The legislation was amended to prohibit FWP from banning wolf hunts near Glacier and Yellowstone national parks.

"This legislation leaves management of the gray wolf where it belongs, in the hands of scientists, not politicians," Gov. Bullock said afterward.

Mike Leahy, the regional director for the nonprofit wildlife advocacy organization Defenders of Wildlife, described the expanded regulations as unnecessary and damaging to the species. Leahy remains concerned about other legislation, particularly a proposal to give management control to local counties instead of FWP.

"Counties don't have the resources or expertise to manage wildlife. It's a state function and should be kept at the state level," he said.

Nevertheless, Leahy remains staunchly opposed to the state's current methods.

"We disagree with the whole framework of wolf management right now," he said. "We think the population should be managed and that can include a sustainable level of hunting. But most of the changes are aimed at trying to drive the wolf population down."

While the effect that wolves have had on big game herds remains up for debate, the amount of livestock killed has shrunk since 2009. Residents filed 122 claims for lost livestock on ranches across Montana in 2012, including 77 cattle and 42 sheep, according to data from the state's Department of Livestock.

In 2009, the first full year that the state investigated and gathered claims, a total of 370 claims were filed. The state paid out $144,995. There were 175 claims in 2010 and 95 in 2011.

Bullock has asked FWP to improve education outreach to discourage hunters from killing collared wolves being studied near national parks.

There were 11 collared wolves killed in Montana this season, according to FWP.

Bullock has also expressed support for reconvening the state's wolf advisory council, which in the past helped steer management decisions.

Before this year, Montana was one of only three states that managed wolves, along with Idaho and Alaska. This winter three other Western states launched hunting seasons with the prospect of a fourth.

Minnesota held its first wolf season, which included trapping, this fall and winter. That state's Department of Natural Resources closed the season on Jan. 3 after hunters killed 413 wolves. The DNR estimates the state's population to be "stable" at 3,000.

Wisconsin similarly held an inaugural wolf hunt and closed the season Dec. 24 after all quotas were met with a total of 117 wolves.
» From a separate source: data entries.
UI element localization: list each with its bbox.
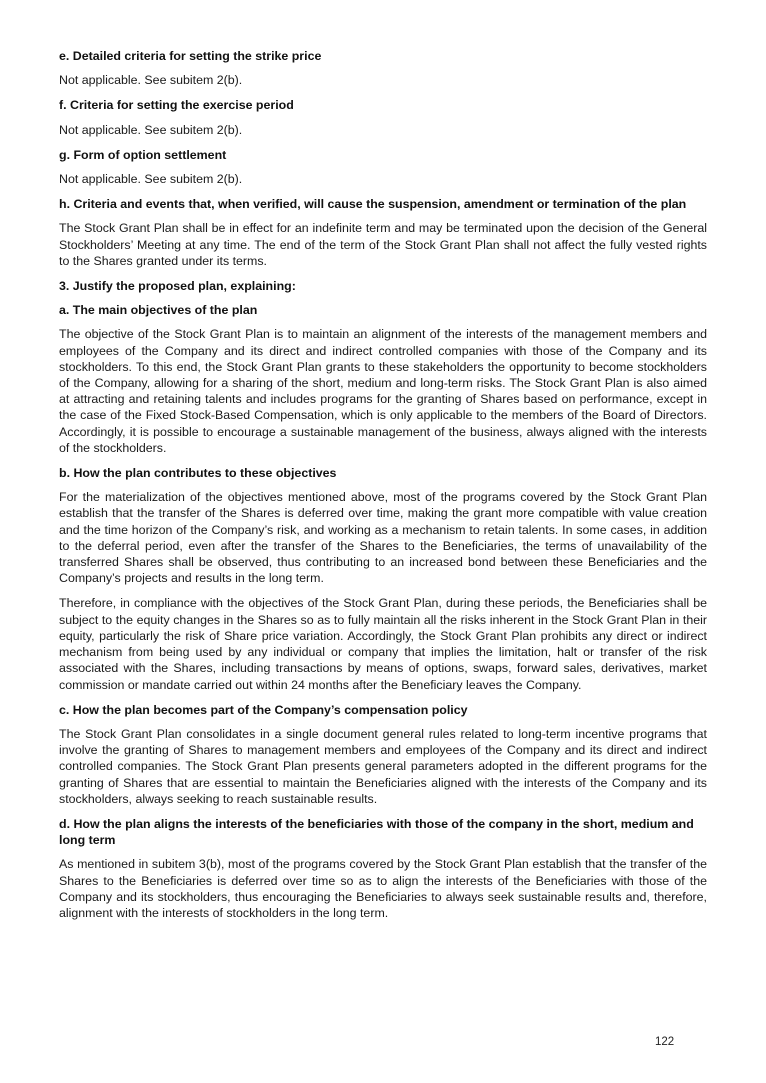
paragraph-d: As mentioned in subitem 3(b), most of the programs covered by the Stock Grant Plan establish that the transfer of the Shares to the Beneficiaries is deferred over time so as to align the interests of the Beneficiaries with those of the Company and its stockholders, thus encouraging the Beneficiaries to always seek sustainable results and, therefore, alignment with the interests of stockholders in the long term. xyxy=(59,857,707,920)
page-number: 122 xyxy=(655,1036,675,1048)
heading-section-3: 3. Justify the proposed plan, explaining: xyxy=(59,279,296,294)
paragraph-h: The Stock Grant Plan shall be in effect for an indefinite term and may be terminated upon the decision of the General Stockholders’ Meeting at any time. The end of the term of the Stock Grant Plan shall not affect the fully vested rights to the Shares granted under its terms. xyxy=(59,221,707,268)
heading-e: e. Detailed criteria for setting the strike price xyxy=(59,49,322,63)
paragraph-f: Not applicable. See subitem 2(b). xyxy=(59,122,243,137)
paragraph-b-1: For the materialization of the objectives mentioned above, most of the programs covered by the Stock Grant Plan establish that the transfer of the Shares is deferred over time, making the grant more compatible with value creation and the time horizon of the Company’s risk, and working as a mechanism to retain talents. In some cases, in addition to the deferral period, even after the transfer of the Shares to the Beneficiaries, the terms of unavailability of the transferred Shares shall be observed, thus contributing to an increased bond between these Beneficiaries and the Company’s projects and results in the long term. xyxy=(59,490,707,586)
document-page xyxy=(59,48,707,930)
paragraph-b-2: Therefore, in compliance with the objectives of the Stock Grant Plan, during these periods, the Beneficiaries shall be subject to the equity changes in the Shares so as to fully maintain all the risks inherent in the Stock Grant Plan in their equity, particularly the risk of Share price variation. Accordingly, the Stock Grant Plan prohibits any direct or indirect mechanism from being used by any individual or company that implies the limitation, halt or transfer of the risk associated with the Shares, including transactions by means of options, swaps, forward sales, derivatives, market commission or mandate carried out within 24 months after the Beneficiary leaves the Company. xyxy=(59,596,707,692)
paragraph-g: Not applicable. See subitem 2(b). xyxy=(59,172,243,187)
heading-b: b. How the plan contributes to these objectives xyxy=(59,466,337,481)
heading-f: f. Criteria for setting the exercise period xyxy=(59,98,294,113)
paragraph-a: The objective of the Stock Grant Plan is to maintain an alignment of the interests of the management members and employees of the Company and its direct and indirect controlled companies with those of the Company and its stockholders. To this end, the Stock Grant Plan grants to these stakeholders the opportunity to become stockholders of the Company, allowing for a sharing of the short, medium and long-term risks. The Stock Grant Plan is also aimed at attracting and retaining talents and includes programs for the granting of Shares based on performance, except in the case of the Fixed Stock-Based Compensation, which is only applicable to the members of the Board of Directors. Accordingly, it is possible to encourage a sustainable management of the business, always aligned with the interests of the stockholders. xyxy=(59,327,707,455)
heading-g: g. Form of option settlement xyxy=(59,147,227,162)
heading-a: a. The main objectives of the plan xyxy=(59,303,258,318)
heading-c: c. How the plan becomes part of the Company’s compensation policy xyxy=(59,702,468,717)
heading-d: d. How the plan aligns the interests of the beneficiaries with those of the company in the short, medium and long term xyxy=(59,816,694,848)
paragraph-e: Not applicable. See subitem 2(b). xyxy=(59,73,243,88)
paragraph-c: The Stock Grant Plan consolidates in a single document general rules related to long-term incentive programs that involve the granting of Shares to management members and employees of the Company and its direct and indirect controlled companies. The Stock Grant Plan presents general parameters adopted in the different programs for the granting of Shares that are essential to maintain the Beneficiaries aligned with the interests of the Company and its stockholders, always seeking to reach sustainable results. xyxy=(59,726,707,806)
heading-h: h. Criteria and events that, when verified, will cause the suspension, amendment or termination of the plan xyxy=(59,197,687,212)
Hunters in Wyoming killed 43 wolves, nine shy of the quota, in the first hunt since the federal government reintroduced wolves to the Yellowstone ecosystem in the early 1990s.
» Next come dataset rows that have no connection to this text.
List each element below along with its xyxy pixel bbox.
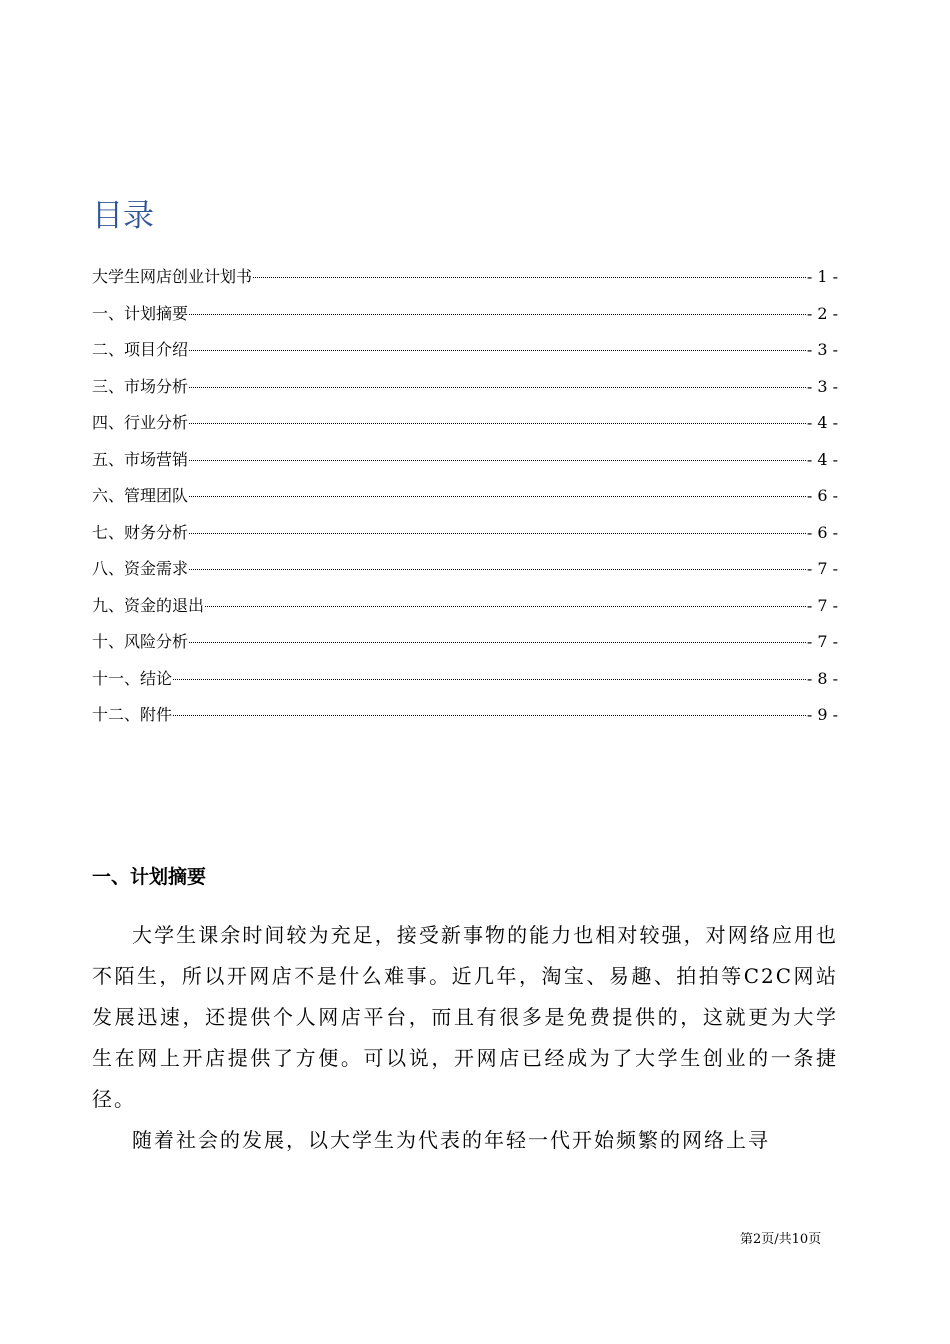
toc-entry[interactable] bbox=[92, 627, 838, 664]
toc-entry-page: - 2 - bbox=[806, 303, 838, 323]
toc-leader-dots bbox=[189, 350, 806, 351]
toc-entry-page: - 4 - bbox=[806, 413, 838, 432]
toc-entry-page: - 1 - bbox=[806, 267, 838, 286]
section-body bbox=[92, 915, 838, 1161]
toc-entry-page: - 8 - bbox=[806, 668, 838, 688]
toc-leader-dots bbox=[253, 277, 806, 278]
toc-entry-label: 八、资金需求 bbox=[92, 559, 189, 578]
toc-leader-dots bbox=[173, 715, 806, 716]
toc-entry-page: - 6 - bbox=[806, 522, 838, 542]
toc-entry-label: 三、市场分析 bbox=[92, 376, 189, 396]
toc-entry[interactable] bbox=[92, 554, 838, 591]
toc-entry-label: 七、财务分析 bbox=[92, 522, 189, 542]
toc-entry[interactable] bbox=[92, 262, 838, 299]
toc-entry-label: 一、计划摘要 bbox=[92, 303, 189, 323]
toc-entry[interactable] bbox=[92, 372, 838, 409]
toc-leader-dots bbox=[189, 387, 806, 388]
body-paragraph: 随着社会的发展，以大学生为代表的年轻一代开始频繁的网络上寻 bbox=[132, 1128, 770, 1152]
toc-leader-dots bbox=[189, 642, 806, 643]
toc-leader-dots bbox=[205, 606, 806, 607]
toc-entry-label: 二、项目介绍 bbox=[92, 340, 189, 359]
section-heading: 一、计划摘要 bbox=[92, 866, 207, 888]
toc-entry[interactable] bbox=[92, 664, 838, 701]
toc-entry-label: 六、管理团队 bbox=[92, 486, 189, 505]
toc-leader-dots bbox=[173, 679, 806, 680]
toc-leader-dots bbox=[189, 533, 806, 534]
toc-entry-page: - 4 - bbox=[806, 449, 838, 469]
toc-entry[interactable] bbox=[92, 408, 838, 445]
toc-entry[interactable] bbox=[92, 518, 838, 555]
toc-entry-label: 大学生网店创业计划书 bbox=[92, 267, 253, 286]
toc-entry[interactable] bbox=[92, 591, 838, 628]
toc-leader-dots bbox=[189, 314, 806, 315]
toc-entry-page: - 3 - bbox=[806, 340, 838, 359]
toc-entry[interactable] bbox=[92, 445, 838, 482]
toc-entry[interactable] bbox=[92, 700, 838, 737]
toc-entry[interactable] bbox=[92, 335, 838, 372]
toc-entry-label: 十二、附件 bbox=[92, 705, 173, 724]
toc-entry-label: 五、市场营销 bbox=[92, 449, 189, 469]
table-of-contents bbox=[92, 262, 838, 737]
toc-leader-dots bbox=[189, 496, 806, 497]
toc-entry-label: 四、行业分析 bbox=[92, 413, 189, 432]
toc-entry-page: - 7 - bbox=[806, 559, 838, 578]
toc-leader-dots bbox=[189, 569, 806, 570]
toc-entry-page: - 7 - bbox=[806, 632, 838, 651]
page-number-footer: 第2页/共10页 bbox=[740, 1232, 822, 1247]
toc-entry-page: - 7 - bbox=[806, 595, 838, 615]
toc-entry-label: 十一、结论 bbox=[92, 668, 173, 688]
toc-leader-dots bbox=[189, 460, 806, 461]
toc-entry-page: - 9 - bbox=[806, 705, 838, 724]
toc-entry-page: - 3 - bbox=[806, 376, 838, 396]
toc-leader-dots bbox=[189, 423, 806, 424]
toc-entry-label: 十、风险分析 bbox=[92, 632, 189, 651]
toc-title: 目录 bbox=[92, 198, 154, 234]
toc-entry[interactable] bbox=[92, 481, 838, 518]
toc-entry-label: 九、资金的退出 bbox=[92, 595, 205, 615]
toc-entry-page: - 6 - bbox=[806, 486, 838, 505]
body-paragraph: 大学生课余时间较为充足，接受新事物的能力也相对较强，对网络应用也不陌生，所以开网店不是什么难事。近几年，淘宝、易趣、拍拍等C2C网站发展迅速，还提供个人网店平台，而且有很多是免费提供的，这就更为大学生在网上开店提供了方便。可以说，开网店已经成为了大学生创业的一条捷径。 bbox=[92, 923, 838, 1111]
toc-entry[interactable] bbox=[92, 299, 838, 336]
Idaho, which allows hunters to shoot up to five wolves and trap up to five wolves, is in the middle of its second hunting season. Hunters and trappers have taken a combined 232 wolves so far. The season closes March 31.

Wildlife advocates in Michigan are collecting signatures to stop a proposed hunting season. In December Gov. Rick Snyder signed a law giving the state's Natural Resources Commission the ability to decide whether to install a game season. Opponents are trying to gather more than 160,000 signatures to place a referendum on the 2014 election ballot that could overturn the law. The state's wolf population is estimated to be roughly 700.